In this day and age, marketing has surely become more complex. In addition to technological advances and societal issues such as COVID-19 and the climate crisis, there has been a rise of expectations for marketers and their social performance. Marketing functions are certainly transforming with these combinations of forces requiring marketers to be more agile, accountable and interdependent for their company’s growth. Marketing leaders struggle most with transformation efforts for three reasons. Firstly, they often look at transformation as an exercise or reshaping rather than rethinking how a changing environment can enable new types of value. Secondly, marketers often frame transformation projects from one state to another and this mindset often inhibits synergies between traditional and modern marketing practices. Third, they also often allow modernization to be dispersed across teams without a holistic operational framework. In result, this has made various groups pursuing uncoordinated change initiatives and undermining marketing’s ability to drive growth.
It is known that due to the pandemic there has been a rise in expectations for marketers’ social performance. Your organization needs a value-based goal for marketing and a strategy to determine the capabilities needed to achieve it whether it’s with new technologies, processes and structures. In the effort to acquire customers, your organization has to create value for them. Moreover, customers need to experience those values; by creating this value to enhance satisfaction across their customer experience this requires focus on improving through constant innovation. For example, some companies are constantly creating new types of experiences such as Shanghai’s KFC stores accepting orders via mobile apps and delivering food to long-distance trans passengers at their stop of choice.
This value enhances the meaning of a company’s offering and how customers perceive their brand and relationship with it. Companies have increasingly created these values by merging storytelling and public relations to facilitate the design and delivery of messages. There should be a sense of community among users to go beyond a product’s emotional and functional benefit by adopting an environmental or social mission. By creating engagement value it allows marketers to build purpose and optimize connections to strengthen customer relationships. Brands across all sectors have embraced social activism in their own authentic ways. Committing to nurture customer involvement with social efforts would reinforce meaning, relevance and trust that would be difficult to achieve through product-centred efforts alone.
Marketers could also help increase engagement value by encouraging customers to interact with one another and sharing knowledge. For example brands like Glossier which is a direct-to-consumer-beauty-products brand help facilitate community groups focus on pertinent topics. Moreover, having user groups would help understand customers’ needs better. Glossier is constantly exploring social commerce that involves community members and also uses influencer marketing to sell its product. Furthermore, marketing teams seem to always spot ways to expand their current offerings and guide to development. Today’s technology allows marketers to help companies enter new categories and even other sectors. Your marketing
organization should also prepare to help capture new business models and technologies that spur customer demand.

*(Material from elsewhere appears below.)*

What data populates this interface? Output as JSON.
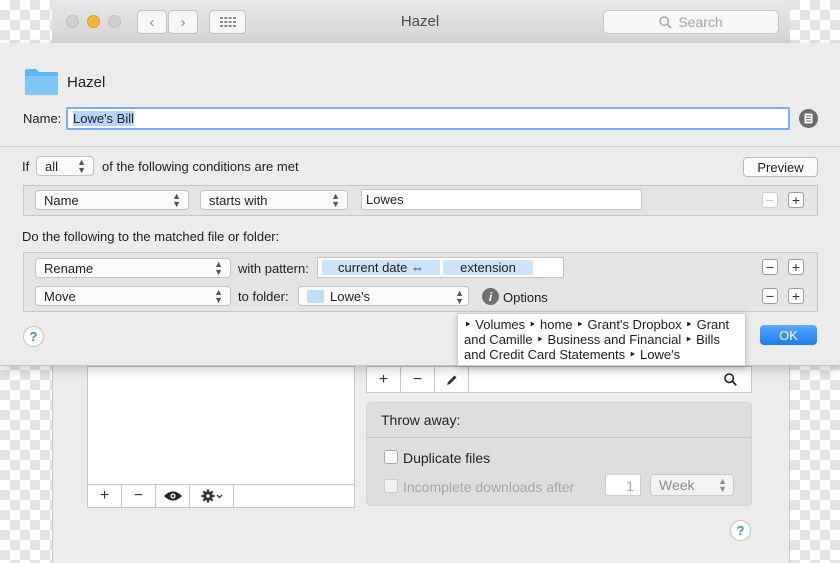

Hence why the marketing role’s strength in a company has never been more important, many leaders struggle with independent and specialized teams that engage in expanding activities across an organization. The future of marketing will be enhanced if marketers are clear about their mission and in a position to communicate their values towards their organization. Values created for consumers and internally for themselves should be communicated efficiently as the changes in the marketing industry such as digital platforms, data analytics and consumer expectations is constantly evolving. Here are some of the highlights in creating customer value to attract and retain customers:
Exchange Value:
Marketers create this value when they match their offerings to their customer needs. This requires a skill to recognize what customers are looking for and understanding what problem they need to solve. This calls for sharp conversion, personalization and prediction capabilities.
Experience Value:
Marketers focus on creating this value to eliminate hassles and enhance satisfaction across customer journeys. This requires value augmentation and offering designs through constant innovation.
Engagement Value:
This value enhances the meaning of a company’s offering – how customers perceive the brand and their relationship with it. Companies need to nurture a sense of community among its users and go beyond the traditional functional benefits. By creating this engagement value it requires marketers to build purpose and optimize connections.
Strategic Value:
There are often ways that marketing teams spot to expand their current offerings and guide the development of new business methods. They would require the ability to discover growth and build platforms. Teams traditionally focus a large extent on identifying opportunities. However, today’s technology has allowed marketers to help companies enter new sectors, therefore, marketing teams are able to help capture new revenue.
Operational Value:
Many leaders struggle with specialized teams as their work can be hard to integrate. Organizations can create an operational value for a company by aligning disparate teams around a shared growth agenda. By creating a marketing approach this increases their speed, agility and collaboration. The aim is to improve talent management and strengthen execution methods.
Knowledge value:
The marketing function can create knowledge value through the use of new technologies. In this day and age, artificial intelligence-powered data analytics can tease out the causal relationships between marketing investments and business outcomes, thus improving marketing efficiency.
In conclusion, marketing leaders often struggle to carry out changes in order to advance the marketing’s operating effectiveness. They need to bring clarity to process and guide the design of a marketing organization in this day and age. The work created should be just as important with the new focus to lead the formation of the company.